The gift card drew her in.
But once she got started,
she was hooked,
excited to be learning
new parenting tools.
Having already raised two of her four children, Cati Escobedo didn’t think she needed a parenting class at Empower House, a nonprofit that provides an array of community health and youth programming.
She did take a class, she admits, for the gift card the participants would receive once they completed the month-long commitment.
“I went in thinking, ‘What can they possibly tell me?'” said Escobedo, 41, who’s still raising a 5- and 7-year-old. “I have already gone through this with my older kids. I already got this down. I already know the tricks up their sleeve, I thought. But no, they surprised me with all this other information.”
The gift card drew her in. But once she got started, she was hooked, excited to be learning new parenting tools.
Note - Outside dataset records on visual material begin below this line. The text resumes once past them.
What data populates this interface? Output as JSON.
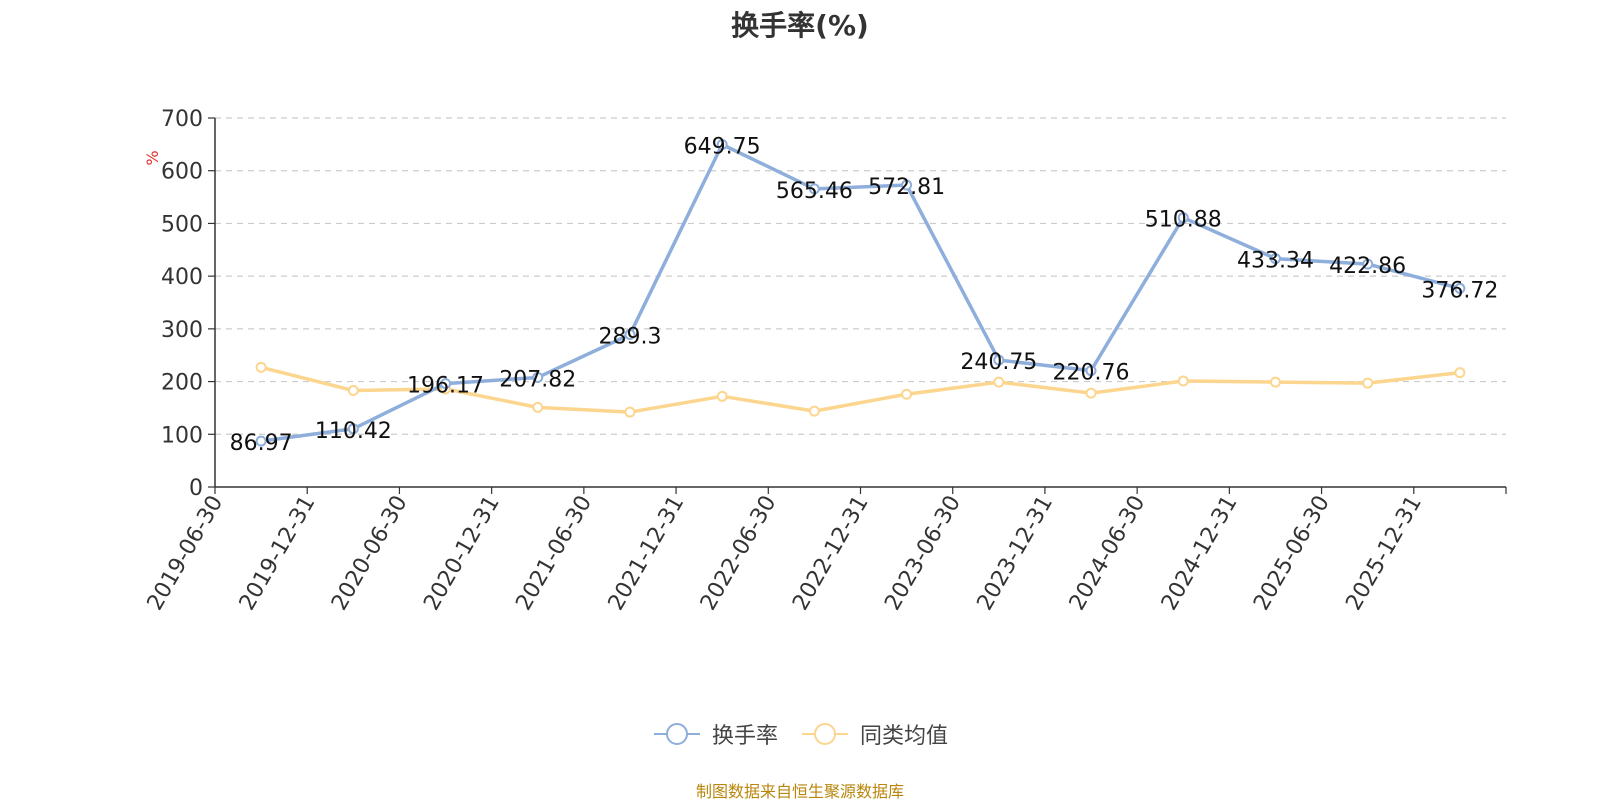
{
  "chart_data": {
    "type": "line",
    "title": "换手率(%)",
    "ylabel": "%",
    "xlabel": "",
    "ylim": [
      0,
      700
    ],
    "yticks": [
      0,
      100,
      200,
      300,
      400,
      500,
      600,
      700
    ],
    "grid": true,
    "legend_position": "bottom-center",
    "categories": [
      "2019-06-30",
      "2019-12-31",
      "2020-06-30",
      "2020-12-31",
      "2021-06-30",
      "2021-12-31",
      "2022-06-30",
      "2022-12-31",
      "2023-06-30",
      "2023-12-31",
      "2024-06-30",
      "2024-12-31",
      "2025-06-30",
      "2025-12-31"
    ],
    "series": [
      {
        "name": "换手率",
        "color": "#8eaedc",
        "values": [
          86.97,
          110.42,
          196.17,
          207.82,
          289.3,
          649.75,
          565.46,
          572.81,
          240.75,
          220.76,
          510.88,
          433.34,
          422.86,
          376.72
        ],
        "labels": [
          "86.97",
          "110.42",
          "196.17",
          "207.82",
          "289.3",
          "649.75",
          "565.46",
          "572.81",
          "240.75",
          "220.76",
          "510.88",
          "433.34",
          "422.86",
          "376.72"
        ]
      },
      {
        "name": "同类均值",
        "color": "#fcd58e",
        "values": [
          227,
          183,
          186,
          151,
          142,
          172,
          144,
          176,
          199,
          178,
          201,
          199,
          197,
          217
        ]
      }
    ]
  },
  "source_note": "制图数据来自恒生聚源数据库"
}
“And then you go home and actually put one of those (tools) to use,” Escobedo said. “The biggest thing that we did learn, and it sticks in my head, is consistency. You got to remain consistent.”
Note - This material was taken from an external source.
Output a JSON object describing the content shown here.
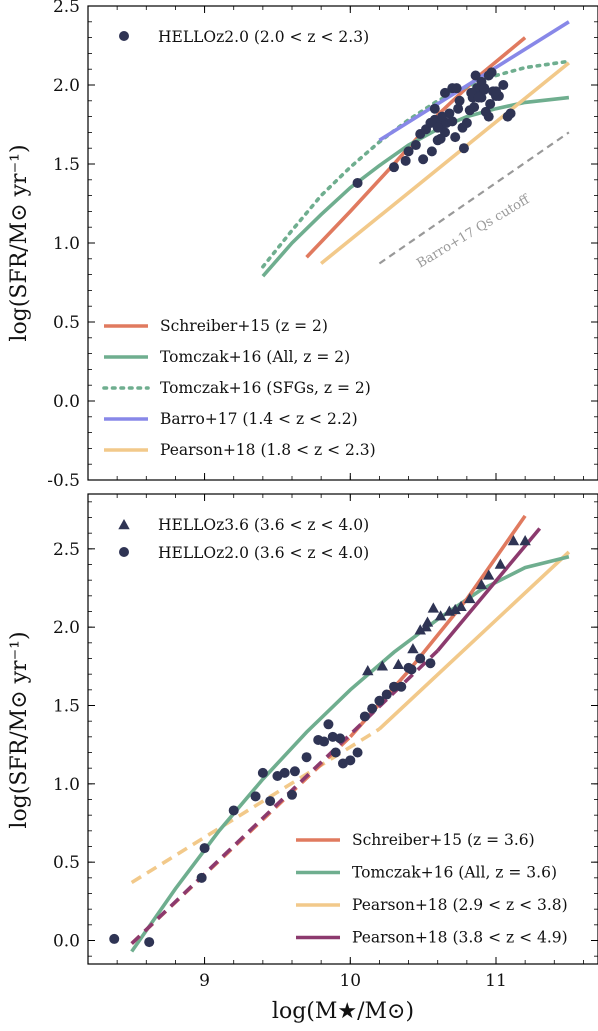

Escobedo first learned about the class because her kids are enrolled in Head Start, the City of San Antonio program that provides early childhood education for students attending schools at Edgewood and San Antonio independent school districts.
At Empower House, parenting classes are one of a number of services they offer.
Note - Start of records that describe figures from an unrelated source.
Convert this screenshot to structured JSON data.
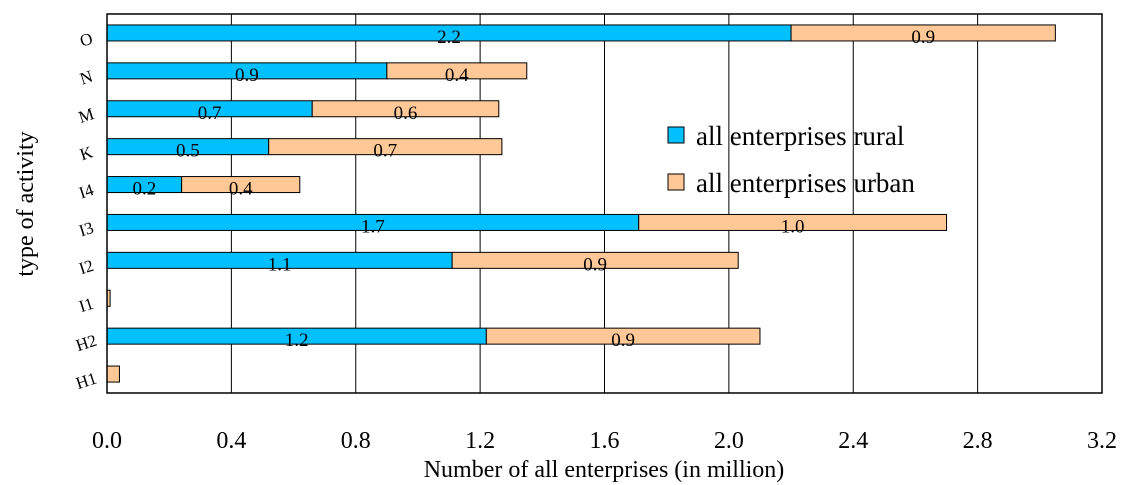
{
  "chart_data": {
    "type": "bar",
    "orientation": "horizontal",
    "stacked": true,
    "categories": [
      "O",
      "N",
      "M",
      "K",
      "I4",
      "I3",
      "I2",
      "I1",
      "H2",
      "H1"
    ],
    "series": [
      {
        "name": "all enterprises rural",
        "color": "#00c0ff",
        "values": [
          2.2,
          0.9,
          0.66,
          0.52,
          0.24,
          1.71,
          1.11,
          0.0,
          1.22,
          0.0
        ],
        "labels": [
          "2.2",
          "0.9",
          "0.7",
          "0.5",
          "0.2",
          "1.7",
          "1.1",
          "",
          "1.2",
          ""
        ]
      },
      {
        "name": "all enterprises urban",
        "color": "#ffc896",
        "values": [
          0.85,
          0.45,
          0.6,
          0.75,
          0.38,
          0.99,
          0.92,
          0.01,
          0.88,
          0.04
        ],
        "labels": [
          "0.9",
          "0.4",
          "0.6",
          "0.7",
          "0.4",
          "1.0",
          "0.9",
          "",
          "0.9",
          ""
        ]
      }
    ],
    "xlabel": "Number of all enterprises (in million)",
    "ylabel": "type of activity",
    "xlim": [
      0,
      3.2
    ],
    "xticks": [
      "0.0",
      "0.4",
      "0.8",
      "1.2",
      "1.6",
      "2.0",
      "2.4",
      "2.8",
      "3.2"
    ],
    "grid": "vertical",
    "legend_position": "right"
  }
}
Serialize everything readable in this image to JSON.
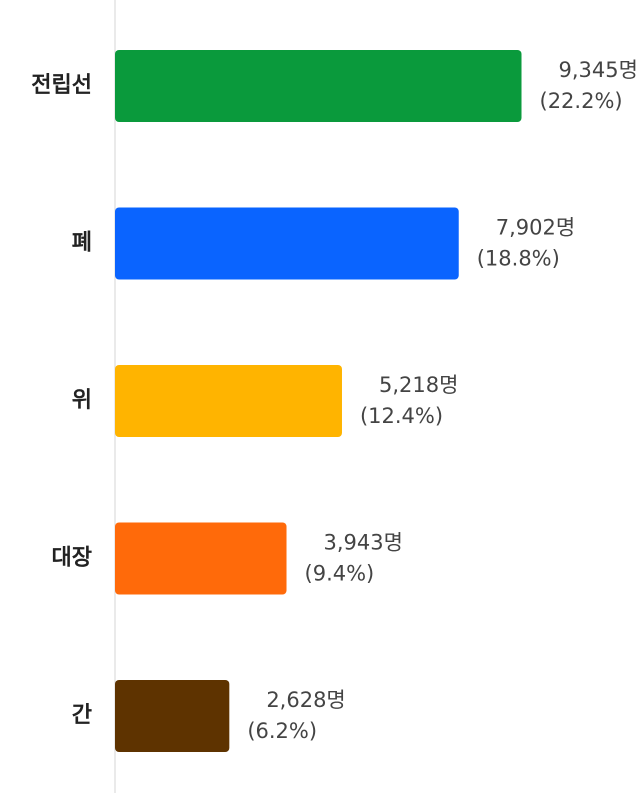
{
  "chart_data": {
    "type": "hbar",
    "categories": [
      "전립선",
      "폐",
      "위",
      "대장",
      "간"
    ],
    "values": [
      9345,
      7902,
      5218,
      3943,
      2628
    ],
    "value_labels": [
      "9,345명",
      "7,902명",
      "5,218명",
      "3,943명",
      "2,628명"
    ],
    "shares": [
      22.2,
      18.8,
      12.4,
      9.4,
      6.2
    ],
    "share_labels": [
      "(22.2%)",
      "(18.8%)",
      "(12.4%)",
      "(9.4%)",
      "(6.2%)"
    ],
    "colors": [
      "#0a9a3c",
      "#0a64ff",
      "#ffb400",
      "#ff6a0a",
      "#5e3300"
    ],
    "xlim": [
      0,
      12000
    ]
  }
}
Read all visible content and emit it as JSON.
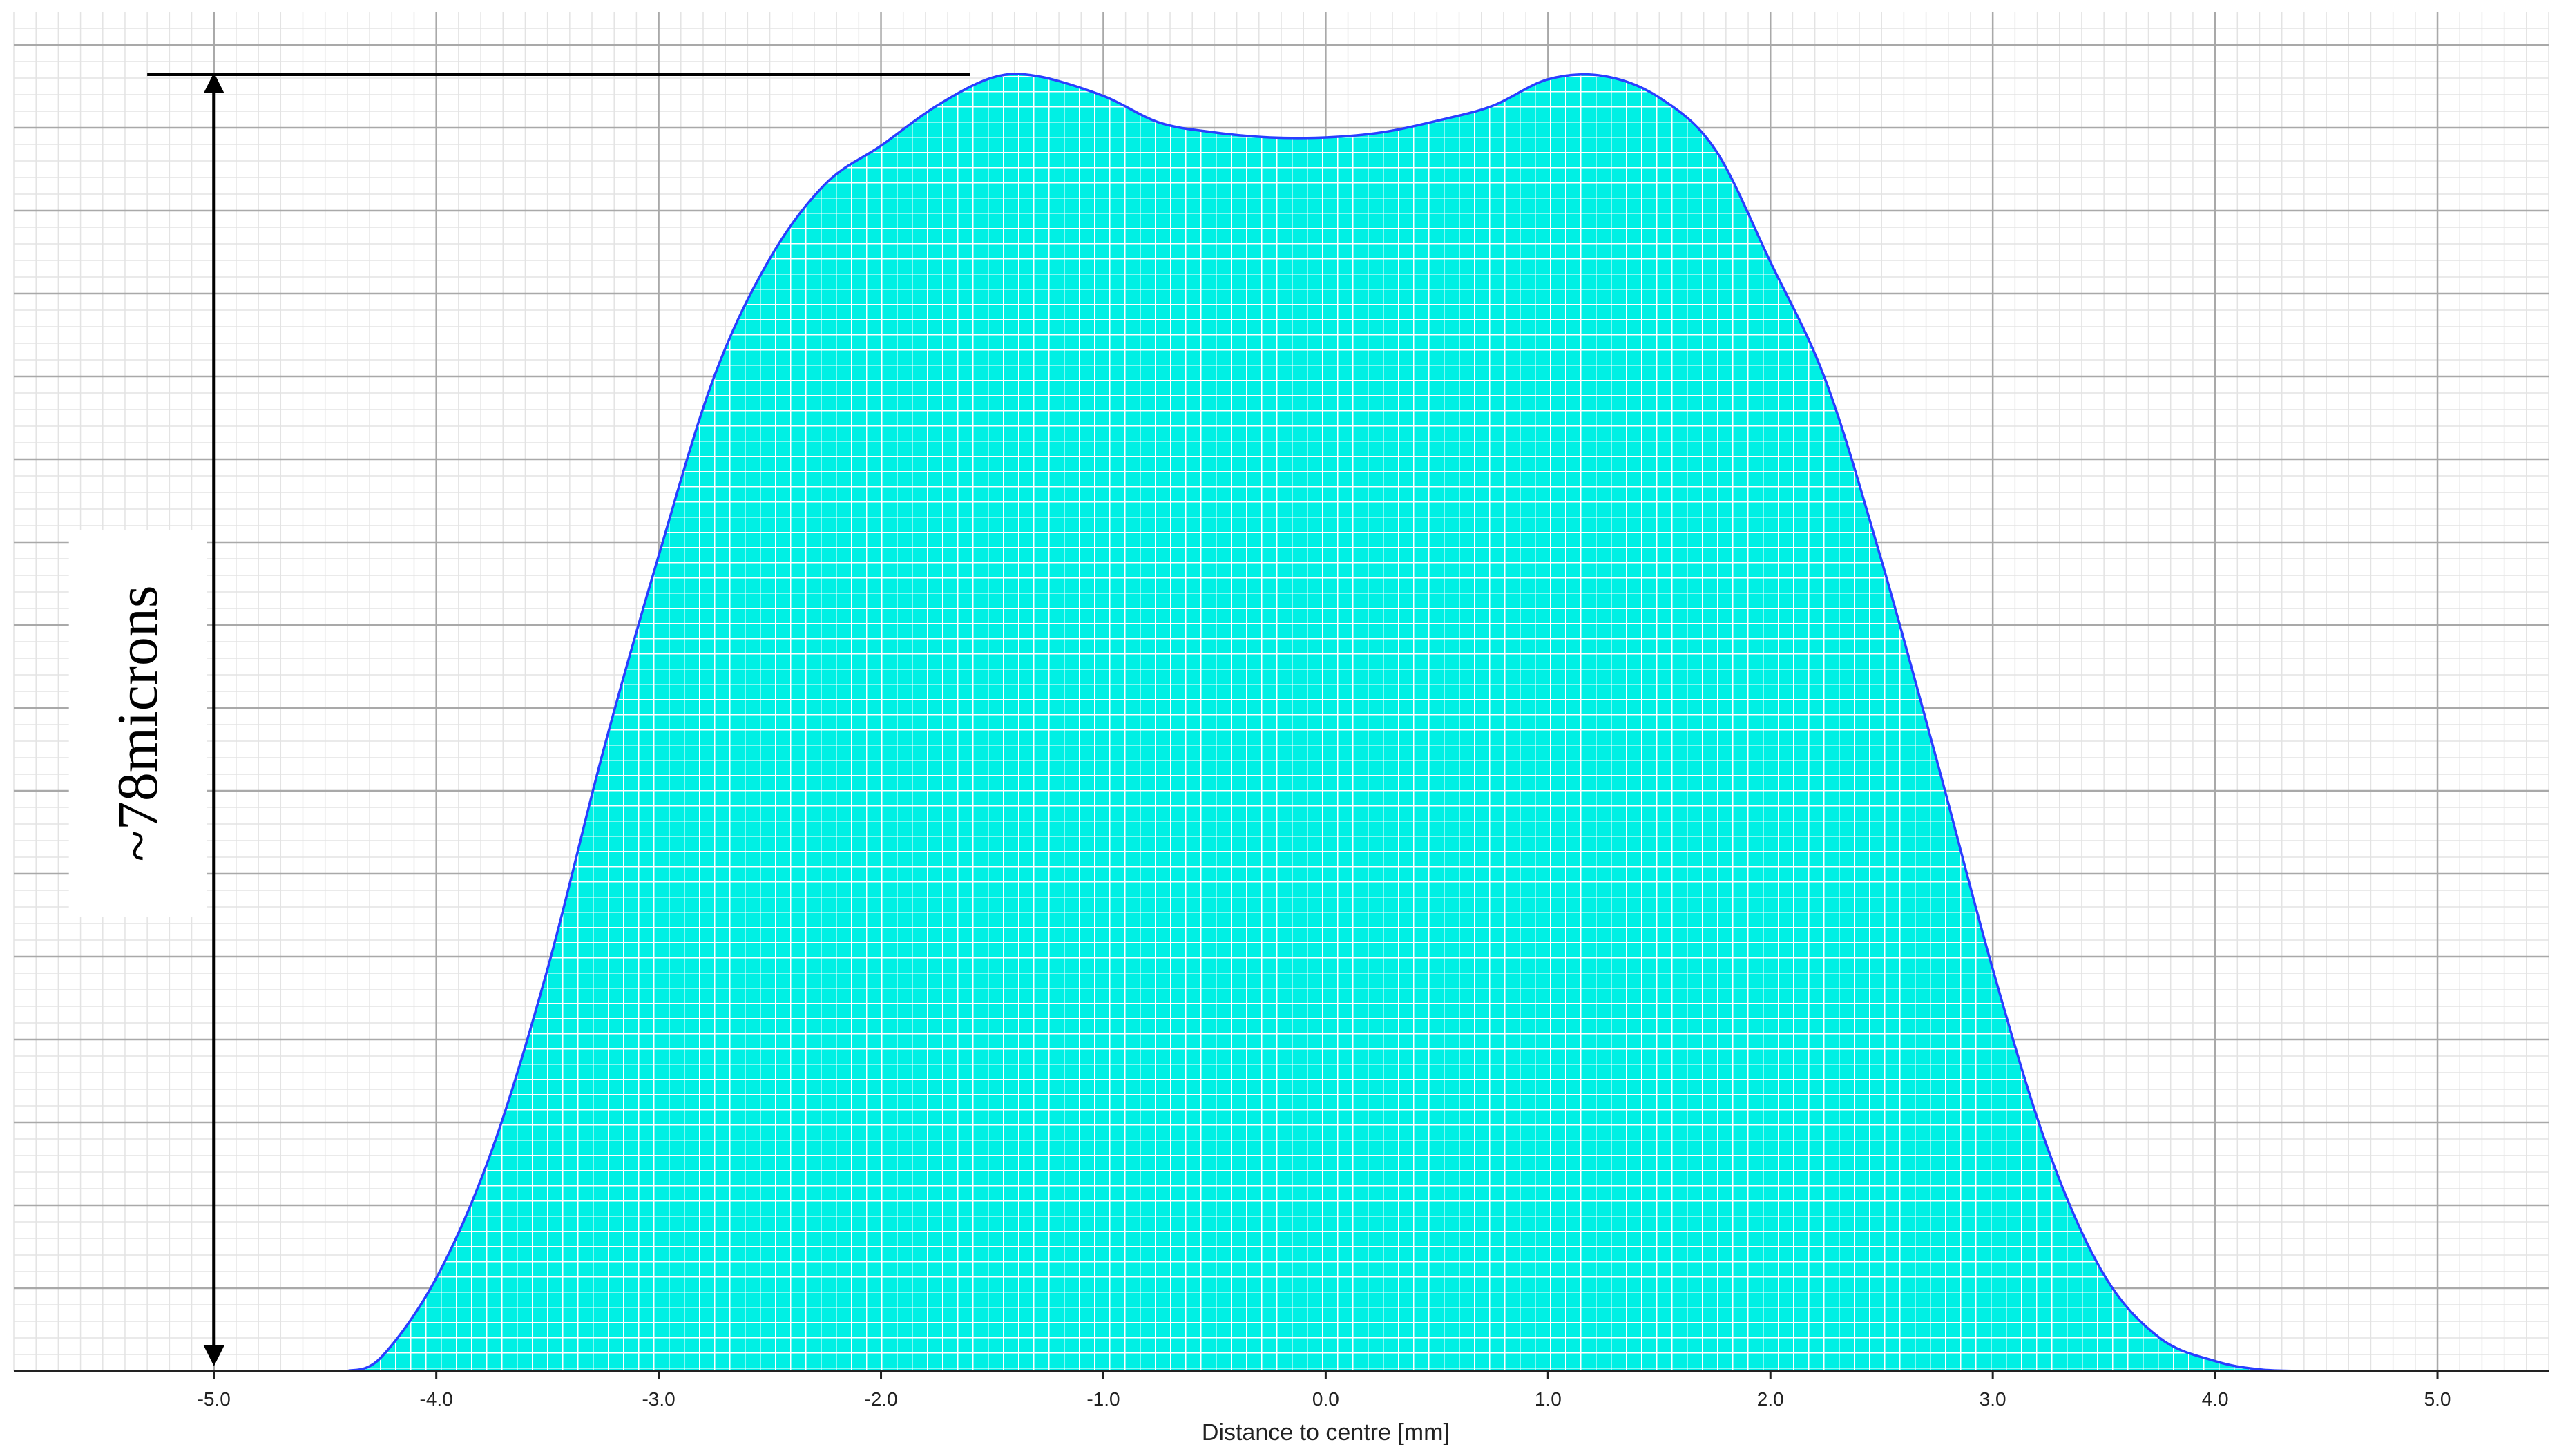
{
  "chart_data": {
    "type": "area",
    "title": "",
    "xlabel": "Distance to centre [mm]",
    "ylabel": "",
    "xlim": [
      -5.9,
      5.5
    ],
    "ylim": [
      0,
      78
    ],
    "grid": true,
    "x_ticks": [
      -5.0,
      -4.0,
      -3.0,
      -2.0,
      -1.0,
      0.0,
      1.0,
      2.0,
      3.0,
      4.0,
      5.0
    ],
    "x_tick_labels": [
      "-5.0",
      "-4.0",
      "-3.0",
      "-2.0",
      "-1.0",
      "0.0",
      "1.0",
      "2.0",
      "3.0",
      "4.0",
      "5.0"
    ],
    "series": [
      {
        "x": [
          -4.4,
          -4.25,
          -4.0,
          -3.75,
          -3.5,
          -3.25,
          -3.0,
          -2.75,
          -2.5,
          -2.25,
          -2.0,
          -1.75,
          -1.5,
          -1.3,
          -1.0,
          -0.75,
          -0.5,
          -0.25,
          0.0,
          0.25,
          0.5,
          0.75,
          1.0,
          1.25,
          1.5,
          1.75,
          2.0,
          2.25,
          2.5,
          2.75,
          3.0,
          3.25,
          3.5,
          3.75,
          4.0,
          4.2,
          4.4
        ],
        "y": [
          0,
          0.8,
          5.6,
          13.3,
          24.2,
          37.3,
          49.1,
          59.9,
          67.0,
          71.5,
          73.8,
          76.2,
          77.9,
          78.0,
          76.8,
          75.2,
          74.6,
          74.3,
          74.3,
          74.6,
          75.3,
          76.2,
          77.8,
          78.0,
          76.7,
          73.6,
          66.8,
          59.6,
          48.8,
          36.7,
          24.2,
          13.3,
          5.8,
          2.0,
          0.6,
          0.1,
          0
        ]
      }
    ],
    "colors": {
      "fill": "#00f0e4",
      "outline": "#2b3dff",
      "hatch": "#ffffff",
      "major_grid": "#a9a9a9",
      "minor_grid": "#e3e3e3",
      "axis": "#222222"
    },
    "annotation": {
      "label": "~78microns",
      "type": "vertical-double-arrow",
      "x": -5.0,
      "y_from": 0,
      "y_to": 78,
      "ref_line_x": [
        -5.3,
        -1.6
      ]
    }
  }
}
The nonprofit began as the Martinez Street Women’s Center in 1999 on the East Side, with an emphasis on reproductive health services mainly for women of color. Earlier this year, the nonprofit changed its name to Empower House because it has matured into a multi-faceted social services organization.
Andrea Figueroa, Empower House’s executive director, talks about the importance of building community to support people who have not received consistent support from our society and institutions.
“So youth can have a place to talk about their own experiences, sort of learn from one another, and increase their social emotional learning, and to be able to think about how we show up for each other in the world, which is probably No. 1,” Figueroa said.
Today, Empower House has two locations, one on the East Side at 801 N. Olive St. and one on the West Side at 200 Donaldson Ave.
These are areas of San Antonio still recovering from the inequities of the past, Figueroa said.
“That really translates into poor health outcomes for the folks who live in these areas, lack of opportunity for youth,” Figueroa said. “Organizations like ours really focus on lifting the community.”
Figueroa said nonprofits like Empower House are important to fill the gaps sometimes not filled by local government.
“We’re filling in those gaps where people really need them,” Figueroa said. “We’re on the ground with folks listening to them, and helping them sometimes get out of crisis.”
“We do not turn people away,” she said.
People like Escobedo, a self-employed reseller of cosmetics who wants to be a better parent for her younger kids.
“Hopefully, when they get older,” Escobedo said, “they know they can talk to me and, you know, not run away from their issues or problems. I’m trying to do it differently
with these other two little ones that I have now.”